In its simplest form, simple loop. You will notice that xm4 is xm3 - 256 floats (1024 bytes) ONLY if x is not a 7 + multiple of 8.

for (x = 0; x < nx; x++) {
    int xm4, xm3;

    xm4 = 256 * ( x & 7);  
    xm3 = 256 * ((x + 1) & 7);

    // Save the new sample
    xIn[xm4] = xIn[xm3];

    barrier(CLK_LOCAL_MEM_FENCE);
}

The NVVM assembly misses that and ALWAYS computes xm4 as xm3 - 256 float (1024 bytes):

mov.u32 	%r34, 0;
mov.u32 	%r33, %r34;

BB0_2:
add.s32 %r33, %r33, 256;
and.b32 %r28, %r33, 1792;
add.s32 %r29, %r28, %r3;
shl.b32 %r30, %r29, 2;
ld.param.u32 %r32, [rtmForwardStep2D_param_19];
add.s32 %r31, %r32, %r30;
ld.shared.f32 %f1, [%r31];
st.shared.f32 [%r31+-1024], %f1;
bar.sync 0;
add.s32 %r34, %r34, 1;
setp.lt.s32 %p2, %r34, %r17;
@%p2 bra BB0_2;

This error occurs with:

//
// Generated by NVIDIA NVVM Compiler
// Compiler built on Mon Oct 17 21:21:39 2011 (1318904499)
// Driver 285.05.15
//

Since you appear to have a small repro case already, it would be helpful if you could file a bug for this.

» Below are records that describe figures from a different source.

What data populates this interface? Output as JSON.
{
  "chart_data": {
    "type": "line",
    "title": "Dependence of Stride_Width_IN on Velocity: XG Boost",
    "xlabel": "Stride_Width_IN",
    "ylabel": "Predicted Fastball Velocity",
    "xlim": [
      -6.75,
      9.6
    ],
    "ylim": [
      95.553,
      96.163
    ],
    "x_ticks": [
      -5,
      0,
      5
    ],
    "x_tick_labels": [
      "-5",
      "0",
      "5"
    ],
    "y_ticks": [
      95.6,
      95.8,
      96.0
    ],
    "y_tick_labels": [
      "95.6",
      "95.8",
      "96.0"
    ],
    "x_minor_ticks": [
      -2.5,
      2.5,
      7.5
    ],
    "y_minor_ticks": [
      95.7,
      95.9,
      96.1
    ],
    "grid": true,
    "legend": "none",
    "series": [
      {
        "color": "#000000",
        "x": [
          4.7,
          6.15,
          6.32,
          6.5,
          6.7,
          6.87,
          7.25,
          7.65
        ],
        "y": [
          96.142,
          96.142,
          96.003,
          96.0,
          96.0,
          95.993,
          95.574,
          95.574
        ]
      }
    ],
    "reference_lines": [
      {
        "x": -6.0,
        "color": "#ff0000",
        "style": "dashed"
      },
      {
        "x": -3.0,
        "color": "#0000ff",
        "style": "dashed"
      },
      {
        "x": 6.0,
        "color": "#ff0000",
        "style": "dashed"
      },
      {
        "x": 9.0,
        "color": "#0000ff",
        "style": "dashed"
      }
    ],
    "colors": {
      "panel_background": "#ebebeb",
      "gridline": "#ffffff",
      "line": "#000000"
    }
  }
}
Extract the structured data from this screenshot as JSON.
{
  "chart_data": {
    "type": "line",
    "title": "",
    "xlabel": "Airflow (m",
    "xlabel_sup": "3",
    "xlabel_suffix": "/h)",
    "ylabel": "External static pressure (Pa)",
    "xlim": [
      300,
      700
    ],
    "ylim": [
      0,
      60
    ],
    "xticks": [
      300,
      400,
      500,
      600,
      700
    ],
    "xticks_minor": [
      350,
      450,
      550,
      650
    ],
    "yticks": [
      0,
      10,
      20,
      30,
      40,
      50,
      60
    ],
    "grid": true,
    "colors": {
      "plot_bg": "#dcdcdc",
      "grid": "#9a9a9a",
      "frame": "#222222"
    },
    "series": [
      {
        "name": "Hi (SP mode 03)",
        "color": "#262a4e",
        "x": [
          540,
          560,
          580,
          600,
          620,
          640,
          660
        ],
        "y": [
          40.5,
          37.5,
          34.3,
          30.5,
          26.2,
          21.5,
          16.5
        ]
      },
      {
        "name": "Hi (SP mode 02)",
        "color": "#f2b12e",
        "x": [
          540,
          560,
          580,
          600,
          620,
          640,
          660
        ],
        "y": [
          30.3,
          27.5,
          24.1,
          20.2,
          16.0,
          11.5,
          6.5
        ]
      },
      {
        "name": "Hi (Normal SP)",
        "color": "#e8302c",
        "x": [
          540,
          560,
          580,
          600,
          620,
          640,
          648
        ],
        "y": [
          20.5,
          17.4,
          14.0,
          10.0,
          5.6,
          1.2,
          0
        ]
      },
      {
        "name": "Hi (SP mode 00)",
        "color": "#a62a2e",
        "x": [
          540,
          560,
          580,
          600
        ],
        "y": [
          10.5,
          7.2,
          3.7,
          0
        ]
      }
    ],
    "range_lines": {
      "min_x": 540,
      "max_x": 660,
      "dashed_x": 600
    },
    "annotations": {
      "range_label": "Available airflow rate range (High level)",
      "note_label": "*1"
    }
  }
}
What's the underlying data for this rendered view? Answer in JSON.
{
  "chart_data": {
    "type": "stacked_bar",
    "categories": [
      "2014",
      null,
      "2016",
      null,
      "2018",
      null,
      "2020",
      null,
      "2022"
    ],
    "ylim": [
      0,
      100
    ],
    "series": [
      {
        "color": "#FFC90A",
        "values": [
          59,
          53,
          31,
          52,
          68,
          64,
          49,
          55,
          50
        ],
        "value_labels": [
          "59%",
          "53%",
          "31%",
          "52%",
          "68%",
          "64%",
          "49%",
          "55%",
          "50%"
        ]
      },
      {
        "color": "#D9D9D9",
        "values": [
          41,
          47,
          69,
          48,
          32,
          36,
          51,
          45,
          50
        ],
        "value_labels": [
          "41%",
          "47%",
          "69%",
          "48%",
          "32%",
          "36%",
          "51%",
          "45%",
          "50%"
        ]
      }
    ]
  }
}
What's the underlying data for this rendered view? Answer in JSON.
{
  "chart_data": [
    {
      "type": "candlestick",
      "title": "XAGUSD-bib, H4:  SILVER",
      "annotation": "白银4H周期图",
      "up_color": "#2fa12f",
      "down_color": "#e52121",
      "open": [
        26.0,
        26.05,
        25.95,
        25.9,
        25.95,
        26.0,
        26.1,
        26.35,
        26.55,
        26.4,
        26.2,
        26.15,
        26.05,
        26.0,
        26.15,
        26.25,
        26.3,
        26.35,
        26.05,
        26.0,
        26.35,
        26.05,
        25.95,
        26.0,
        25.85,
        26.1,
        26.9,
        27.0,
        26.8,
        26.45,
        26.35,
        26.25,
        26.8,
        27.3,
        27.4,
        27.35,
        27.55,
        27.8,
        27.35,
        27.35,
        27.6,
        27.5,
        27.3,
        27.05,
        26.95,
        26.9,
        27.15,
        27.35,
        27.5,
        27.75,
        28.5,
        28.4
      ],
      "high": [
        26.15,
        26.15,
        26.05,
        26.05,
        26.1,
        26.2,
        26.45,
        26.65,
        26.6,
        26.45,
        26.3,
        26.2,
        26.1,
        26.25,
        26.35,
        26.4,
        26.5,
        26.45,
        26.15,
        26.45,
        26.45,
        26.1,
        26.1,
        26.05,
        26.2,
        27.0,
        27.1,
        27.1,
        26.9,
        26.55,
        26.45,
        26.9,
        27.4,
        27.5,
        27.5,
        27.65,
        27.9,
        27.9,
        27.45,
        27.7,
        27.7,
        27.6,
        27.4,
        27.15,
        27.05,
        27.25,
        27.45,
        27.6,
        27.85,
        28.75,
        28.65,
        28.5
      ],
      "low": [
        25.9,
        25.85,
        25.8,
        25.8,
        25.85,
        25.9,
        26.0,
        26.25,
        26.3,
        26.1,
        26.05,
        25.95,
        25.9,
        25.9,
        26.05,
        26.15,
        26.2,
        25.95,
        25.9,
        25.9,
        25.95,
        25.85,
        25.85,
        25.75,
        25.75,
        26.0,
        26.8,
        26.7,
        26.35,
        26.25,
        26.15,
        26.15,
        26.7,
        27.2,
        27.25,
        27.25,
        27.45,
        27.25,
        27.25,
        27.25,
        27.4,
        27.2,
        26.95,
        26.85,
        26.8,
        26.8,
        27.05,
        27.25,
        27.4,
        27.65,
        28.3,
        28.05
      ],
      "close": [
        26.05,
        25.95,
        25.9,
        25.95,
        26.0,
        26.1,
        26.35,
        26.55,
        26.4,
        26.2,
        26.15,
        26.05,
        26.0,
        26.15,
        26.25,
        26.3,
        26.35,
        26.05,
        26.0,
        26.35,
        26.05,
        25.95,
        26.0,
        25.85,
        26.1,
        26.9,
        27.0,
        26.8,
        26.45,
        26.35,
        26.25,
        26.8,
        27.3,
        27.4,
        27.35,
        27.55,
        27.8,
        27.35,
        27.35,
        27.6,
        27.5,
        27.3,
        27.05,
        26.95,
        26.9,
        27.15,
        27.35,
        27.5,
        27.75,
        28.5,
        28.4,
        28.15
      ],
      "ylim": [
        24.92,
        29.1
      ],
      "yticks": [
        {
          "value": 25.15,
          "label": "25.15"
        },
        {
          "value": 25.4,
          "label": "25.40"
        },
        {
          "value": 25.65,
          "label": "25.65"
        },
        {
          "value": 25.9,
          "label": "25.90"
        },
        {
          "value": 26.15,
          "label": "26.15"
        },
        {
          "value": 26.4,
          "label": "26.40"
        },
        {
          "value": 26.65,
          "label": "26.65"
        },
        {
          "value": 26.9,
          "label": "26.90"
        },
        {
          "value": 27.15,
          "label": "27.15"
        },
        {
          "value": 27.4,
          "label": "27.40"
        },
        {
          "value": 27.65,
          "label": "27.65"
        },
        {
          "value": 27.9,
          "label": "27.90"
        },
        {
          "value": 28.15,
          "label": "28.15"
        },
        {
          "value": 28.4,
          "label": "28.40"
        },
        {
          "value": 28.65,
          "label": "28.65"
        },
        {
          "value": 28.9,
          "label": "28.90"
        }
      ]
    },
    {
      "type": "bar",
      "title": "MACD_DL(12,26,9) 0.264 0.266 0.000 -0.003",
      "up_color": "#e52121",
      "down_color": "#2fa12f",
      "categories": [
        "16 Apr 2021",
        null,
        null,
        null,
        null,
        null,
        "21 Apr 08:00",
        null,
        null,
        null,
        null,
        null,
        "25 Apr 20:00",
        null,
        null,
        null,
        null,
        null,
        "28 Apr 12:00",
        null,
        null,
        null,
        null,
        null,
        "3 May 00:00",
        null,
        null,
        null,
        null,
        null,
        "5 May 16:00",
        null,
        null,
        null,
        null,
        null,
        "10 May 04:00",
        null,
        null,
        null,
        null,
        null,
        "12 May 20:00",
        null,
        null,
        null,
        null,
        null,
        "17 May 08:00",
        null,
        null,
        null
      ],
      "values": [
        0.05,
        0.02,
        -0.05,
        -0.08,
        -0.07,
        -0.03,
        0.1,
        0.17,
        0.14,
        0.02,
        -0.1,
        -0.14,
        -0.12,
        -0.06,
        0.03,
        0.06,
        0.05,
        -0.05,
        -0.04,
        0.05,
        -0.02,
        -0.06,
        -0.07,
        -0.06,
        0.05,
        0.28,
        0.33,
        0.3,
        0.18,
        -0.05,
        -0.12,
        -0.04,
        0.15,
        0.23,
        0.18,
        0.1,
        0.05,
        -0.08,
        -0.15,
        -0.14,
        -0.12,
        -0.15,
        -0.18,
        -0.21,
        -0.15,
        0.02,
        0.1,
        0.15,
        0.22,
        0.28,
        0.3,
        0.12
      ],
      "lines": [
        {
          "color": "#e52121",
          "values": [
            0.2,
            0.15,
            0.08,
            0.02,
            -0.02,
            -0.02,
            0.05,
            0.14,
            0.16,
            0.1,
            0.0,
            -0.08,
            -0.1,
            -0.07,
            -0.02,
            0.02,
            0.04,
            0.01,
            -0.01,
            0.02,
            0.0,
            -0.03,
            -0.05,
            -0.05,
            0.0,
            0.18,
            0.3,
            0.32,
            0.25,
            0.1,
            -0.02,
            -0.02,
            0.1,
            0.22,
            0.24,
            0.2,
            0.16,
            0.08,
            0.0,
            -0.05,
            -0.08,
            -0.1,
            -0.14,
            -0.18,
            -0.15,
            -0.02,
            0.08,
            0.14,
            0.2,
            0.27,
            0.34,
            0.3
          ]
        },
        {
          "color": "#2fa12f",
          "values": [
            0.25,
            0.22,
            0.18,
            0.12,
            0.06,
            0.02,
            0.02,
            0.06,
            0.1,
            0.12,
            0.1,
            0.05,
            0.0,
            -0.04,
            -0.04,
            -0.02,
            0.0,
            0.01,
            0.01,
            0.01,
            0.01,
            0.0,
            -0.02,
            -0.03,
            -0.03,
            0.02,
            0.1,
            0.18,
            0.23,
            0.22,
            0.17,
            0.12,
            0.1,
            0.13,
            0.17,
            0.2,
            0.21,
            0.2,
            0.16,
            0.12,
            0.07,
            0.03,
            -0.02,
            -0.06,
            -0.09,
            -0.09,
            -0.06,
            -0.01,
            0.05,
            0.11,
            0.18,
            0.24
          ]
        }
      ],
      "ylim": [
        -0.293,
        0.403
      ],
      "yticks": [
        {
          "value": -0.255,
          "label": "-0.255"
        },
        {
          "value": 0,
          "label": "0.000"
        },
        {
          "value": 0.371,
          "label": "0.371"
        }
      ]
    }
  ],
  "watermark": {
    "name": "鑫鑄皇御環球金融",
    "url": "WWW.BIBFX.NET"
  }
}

To file a bug, please log into the registered developer website at partners.nvidia.com. On the left hand side of the screen there is a menu with a link “bug report” that brings you to the form for filing a new bug. Thank you for your help.

Hi,

I did. It is being looked at.

UPDATE 22-NOV-2011, After filling a bug report, NVIDIA says they have fixed the bug and that it will be introduced in the next driver release. There will hopefully henceforth be a functional NVIDIA OpenCL 1.1 implementation.